Stress im Beruf durch Achtsamkeit entgegenwirken

Unzählige Termine, sehr knappe Fristen, ständig Zusatzaufträge, Unstimmigkeiten mit den Kollegen oder dem Chef, etliche Briefe und E-Mails, die beantwortet werden wollen: Für viele Beschäftigte ist Stress auf der Arbeit ein fester Bestandteil des Berufsalltags. Und die Palette an Situationen, die den Stresspegel in die Höhe treiben können, ist groß. Stress als solches ist dabei nicht grundsätzlich schlecht. Ganz im Gegenteil ist Stress bis zu einem gewissen Grad sogar förderlich. Denn er steigert die Leistungsfähigkeit und hilft dabei, über sich hinauszuwachsen.

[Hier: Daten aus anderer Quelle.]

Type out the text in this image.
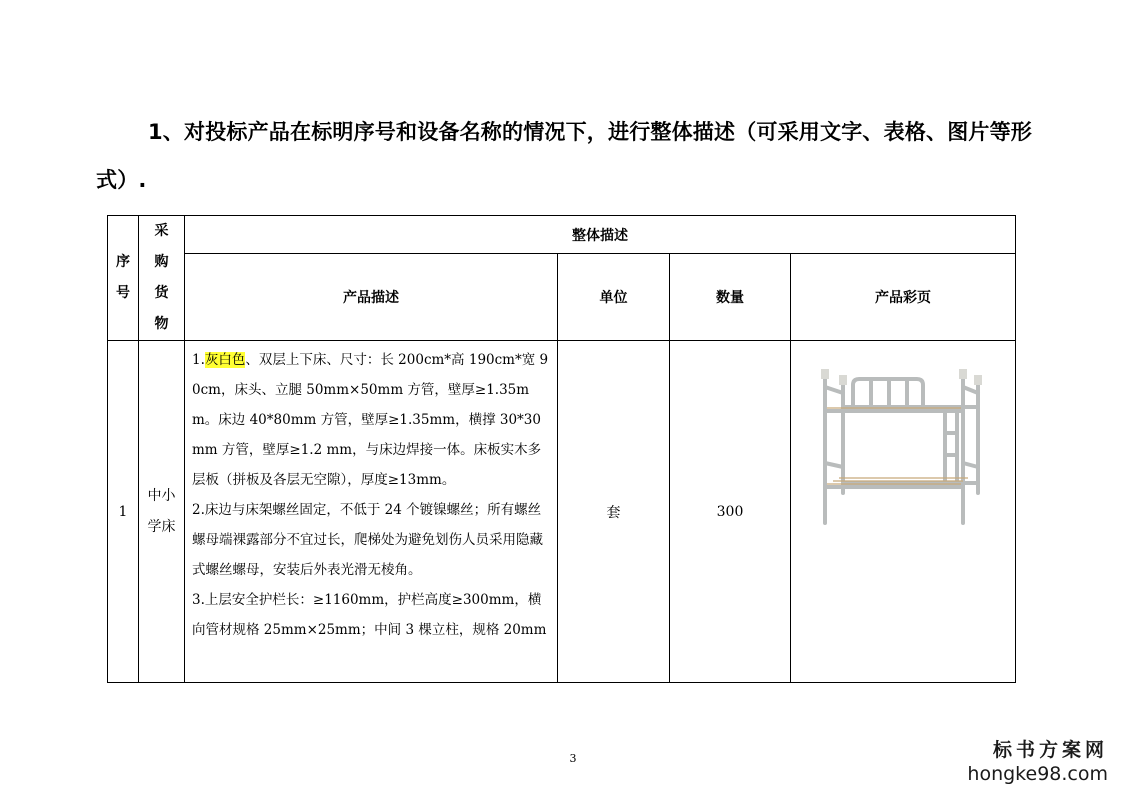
1、对投标产品在标明序号和设备名称的情况下，进行整体描述（可采用文字、表格、图片等形式）.
序号	采购货物	整体描述			
		产品描述	单位	数量	产品彩页
1	中小学床	1.灰白色、双层上下床、尺寸：长 200cm*高 190cm*宽 90cm，床头、立腿 50mm×50mm 方管，壁厚≥1.35mm。床边 40*80mm 方管，壁厚≥1.35mm，横撑 30*30mm 方管，壁厚≥1.2 mm，与床边焊接一体。床板实木多层板（拼板及各层无空隙），厚度≥13mm。
2.床边与床架螺丝固定，不低于 24 个镀镍螺丝；所有螺丝螺母端裸露部分不宜过长，爬梯处为避免划伤人员采用隐藏式螺丝螺母，安装后外表光滑无棱角。
3.上层安全护栏长：≥1160mm，护栏高度≥300mm，横向管材规格 25mm×25mm；中间 3 棵立柱，规格 20mm	套	300	
3	标书方案网
hongke98.com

Stress im Beruf durch Achtsamkeit entgegenwirken

Doch wenn der Leistungsdruck und die Überbelastung zum Dauerzustand werden, kippt die Situation irgendwann. Die Motivation sinkt, das Engagement nimmt ab und die Arbeitsleistung verschlechtert sich. Zusätzlich dazu beeinträchtigt der Dauerstress die psychische und die körperliche Gesundheit. Im schlimmsten Fall macht die Arbeit dann krank.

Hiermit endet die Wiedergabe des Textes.